If I could look forward a hundred years, I should hope to see the ideas of this assembly the ideas of the American people. They are not its ideas as yet. I saw with sorrow to-day a beautiful spectacle - all those noble young high-school men, dressed in beautiful uniform, marching to martial music, every young man and boy carrying on his shoulder a weapon of destruction and death; and I said to myself that a nation that is spending $200,000,000 a year (I think it was that amount it spent last year, certainly a hundred million) in building an unnecessary navy, when all that is needed is to unite with other civilized nations in an agreement to police the ocean and preserve peace, I say, such a nation is neither civilized nor Christian nor religious, in the proper sense of those terms. [Applause.] I say, too, that so long as we are governed by monopolies and trusts and combinations of selfish aggregations of capital, increasing the cost of living, depressing industry, building up on one hand the slum and on the other hand the multi-millionaire, we are not a republic, but a plutocracy, and we have so much work to do that I don't know where we ought to begin.

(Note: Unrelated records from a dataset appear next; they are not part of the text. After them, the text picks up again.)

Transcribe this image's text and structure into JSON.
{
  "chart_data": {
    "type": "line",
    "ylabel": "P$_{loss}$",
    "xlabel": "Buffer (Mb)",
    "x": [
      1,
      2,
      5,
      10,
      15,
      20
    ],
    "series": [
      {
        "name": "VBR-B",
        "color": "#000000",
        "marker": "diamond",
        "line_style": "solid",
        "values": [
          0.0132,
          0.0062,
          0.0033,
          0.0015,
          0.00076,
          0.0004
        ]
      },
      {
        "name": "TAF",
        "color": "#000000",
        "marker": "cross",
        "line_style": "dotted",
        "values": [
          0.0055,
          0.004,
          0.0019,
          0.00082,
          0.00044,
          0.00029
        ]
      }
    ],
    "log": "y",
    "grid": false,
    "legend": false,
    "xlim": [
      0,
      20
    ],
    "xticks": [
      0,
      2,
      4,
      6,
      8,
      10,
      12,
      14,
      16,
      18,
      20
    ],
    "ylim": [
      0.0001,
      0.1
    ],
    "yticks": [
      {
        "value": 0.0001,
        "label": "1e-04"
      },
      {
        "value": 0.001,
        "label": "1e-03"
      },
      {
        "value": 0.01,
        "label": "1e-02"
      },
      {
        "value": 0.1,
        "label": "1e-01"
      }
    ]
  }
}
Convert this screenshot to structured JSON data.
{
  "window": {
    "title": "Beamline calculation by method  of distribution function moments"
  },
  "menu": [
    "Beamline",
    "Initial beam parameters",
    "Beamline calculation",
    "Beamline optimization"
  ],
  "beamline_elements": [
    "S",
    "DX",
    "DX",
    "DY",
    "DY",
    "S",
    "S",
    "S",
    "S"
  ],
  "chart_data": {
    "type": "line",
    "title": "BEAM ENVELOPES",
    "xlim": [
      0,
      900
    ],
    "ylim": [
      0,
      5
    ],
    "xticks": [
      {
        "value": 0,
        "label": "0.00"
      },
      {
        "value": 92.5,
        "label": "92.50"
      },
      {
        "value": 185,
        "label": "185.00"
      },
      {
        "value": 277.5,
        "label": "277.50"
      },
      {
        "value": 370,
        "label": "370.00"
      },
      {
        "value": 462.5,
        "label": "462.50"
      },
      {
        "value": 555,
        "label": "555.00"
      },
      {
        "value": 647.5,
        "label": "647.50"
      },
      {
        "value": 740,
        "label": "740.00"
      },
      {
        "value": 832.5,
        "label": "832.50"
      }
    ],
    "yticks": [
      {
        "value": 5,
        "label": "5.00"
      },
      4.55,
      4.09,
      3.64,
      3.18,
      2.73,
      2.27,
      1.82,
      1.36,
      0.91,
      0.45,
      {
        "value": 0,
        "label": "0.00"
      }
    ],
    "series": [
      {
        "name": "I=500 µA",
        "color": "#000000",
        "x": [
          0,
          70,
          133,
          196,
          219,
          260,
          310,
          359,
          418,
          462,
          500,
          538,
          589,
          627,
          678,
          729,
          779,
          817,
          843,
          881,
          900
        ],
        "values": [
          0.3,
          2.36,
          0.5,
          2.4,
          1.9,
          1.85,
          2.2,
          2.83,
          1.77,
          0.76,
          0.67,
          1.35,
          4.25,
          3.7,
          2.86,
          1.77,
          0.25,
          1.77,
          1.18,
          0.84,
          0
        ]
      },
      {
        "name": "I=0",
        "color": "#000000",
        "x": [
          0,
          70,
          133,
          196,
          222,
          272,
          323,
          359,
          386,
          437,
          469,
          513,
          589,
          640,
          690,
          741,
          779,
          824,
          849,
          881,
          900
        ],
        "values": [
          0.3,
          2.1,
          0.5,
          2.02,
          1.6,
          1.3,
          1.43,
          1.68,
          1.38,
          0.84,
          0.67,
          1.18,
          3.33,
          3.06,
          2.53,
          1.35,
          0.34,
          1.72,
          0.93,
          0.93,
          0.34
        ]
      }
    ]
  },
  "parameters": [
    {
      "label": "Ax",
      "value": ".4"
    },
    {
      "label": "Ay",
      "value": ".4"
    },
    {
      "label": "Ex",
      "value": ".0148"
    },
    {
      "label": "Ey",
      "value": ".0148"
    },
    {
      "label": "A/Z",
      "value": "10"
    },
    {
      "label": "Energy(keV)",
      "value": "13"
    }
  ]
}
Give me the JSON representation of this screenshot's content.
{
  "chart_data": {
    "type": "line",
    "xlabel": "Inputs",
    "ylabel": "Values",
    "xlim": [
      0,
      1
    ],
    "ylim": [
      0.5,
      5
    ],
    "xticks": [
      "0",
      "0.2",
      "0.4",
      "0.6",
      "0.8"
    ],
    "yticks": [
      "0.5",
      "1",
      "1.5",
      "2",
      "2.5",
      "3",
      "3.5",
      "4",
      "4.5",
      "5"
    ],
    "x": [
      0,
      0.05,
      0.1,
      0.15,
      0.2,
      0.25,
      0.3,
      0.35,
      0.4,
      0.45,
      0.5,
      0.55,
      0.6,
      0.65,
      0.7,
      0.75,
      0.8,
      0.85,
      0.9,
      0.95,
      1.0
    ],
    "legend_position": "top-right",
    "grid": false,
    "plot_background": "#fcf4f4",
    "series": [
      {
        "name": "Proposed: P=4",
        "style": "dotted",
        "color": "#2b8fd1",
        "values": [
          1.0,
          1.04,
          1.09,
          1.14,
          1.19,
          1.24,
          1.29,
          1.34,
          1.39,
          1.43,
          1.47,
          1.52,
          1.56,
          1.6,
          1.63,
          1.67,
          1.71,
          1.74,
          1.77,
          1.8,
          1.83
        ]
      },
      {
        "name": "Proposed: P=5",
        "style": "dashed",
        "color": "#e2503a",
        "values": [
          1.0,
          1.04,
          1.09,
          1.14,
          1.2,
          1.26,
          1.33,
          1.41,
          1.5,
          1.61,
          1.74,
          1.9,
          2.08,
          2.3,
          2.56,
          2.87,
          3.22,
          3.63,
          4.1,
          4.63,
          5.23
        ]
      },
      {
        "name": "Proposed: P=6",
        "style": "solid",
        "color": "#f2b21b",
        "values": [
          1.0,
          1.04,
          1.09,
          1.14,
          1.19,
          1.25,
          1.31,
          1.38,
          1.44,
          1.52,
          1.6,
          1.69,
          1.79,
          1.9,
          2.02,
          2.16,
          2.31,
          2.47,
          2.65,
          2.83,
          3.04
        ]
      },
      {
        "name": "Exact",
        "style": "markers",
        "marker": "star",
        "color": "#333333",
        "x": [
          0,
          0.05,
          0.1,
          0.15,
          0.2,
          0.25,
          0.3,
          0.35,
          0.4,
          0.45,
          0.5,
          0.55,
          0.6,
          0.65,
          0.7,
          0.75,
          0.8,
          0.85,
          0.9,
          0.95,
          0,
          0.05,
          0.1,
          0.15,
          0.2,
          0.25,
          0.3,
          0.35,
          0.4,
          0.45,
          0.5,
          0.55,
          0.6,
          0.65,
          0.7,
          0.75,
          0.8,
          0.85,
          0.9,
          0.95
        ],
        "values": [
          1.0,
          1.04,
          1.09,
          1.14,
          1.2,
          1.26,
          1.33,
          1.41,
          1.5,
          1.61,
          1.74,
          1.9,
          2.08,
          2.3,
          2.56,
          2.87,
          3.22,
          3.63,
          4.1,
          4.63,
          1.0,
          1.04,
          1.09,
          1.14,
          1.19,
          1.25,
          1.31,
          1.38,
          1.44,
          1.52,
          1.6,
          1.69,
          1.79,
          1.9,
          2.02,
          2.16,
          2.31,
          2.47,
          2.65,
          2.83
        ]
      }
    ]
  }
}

But one thing I do know, that your Association has the principle of freedom, the principle of pure religion and unde

filed, that which visits the fatherless and the widow in their affliction and keeps itself unspotted from the world. That is religion. Religion is not dogma, it is life; it is the spirit in which we meet our fellow creatures, it is the spirit in which we work. I do not know whether I am immortal or not; I suppose within ten years I shall find out or I shall not find out, as the case may be; I am willing to wait and learn. But I do know that whatever is in the order of Nature we must accept, not only with resignation but with alacrity, and I think that every man and every woman ought to say, "Though He slay me, yet will I trust in Him." [Applause.]

REMARKS BY PRESIDENT MEAD.

I should like to say a single word with reference to a word of Mr. Blackwell's. Mr. Blackwell said that a gentleman inquired of him whether a Roman Catholic would be welcome here, and perhaps be invited to a place on the platform of the Free Religious Association. I wish to say that I do not believe there is a single officer among the twenty or more officers of the Free Religious Association who would not heartily welcome a Roman Catholic here, and to speak on this platform. Let me say more than that, that just as we invited a Unitarian to-day, and a minister of the Episcopal church, and a minister of the Jewish church, so we invited a Roman Catholic. I do not mention this as in any way remarkable, but I will mention something else as possibly remarkable, namely, that the Roman Catholic whom we invited responded most cordially, and told us that he personally very much wished that he could come, that he believes in it and would like to stand on our platform, but that so many of his brethren would misunderstand the position, that out of regard for their feelings he chose not to come; but he believes the day is not far distant when Roman Catholics like himself will come gladly, and will be cordially approved in coming by the high dignitaries of the church. This, I think, is worth making a note of. [Applause.]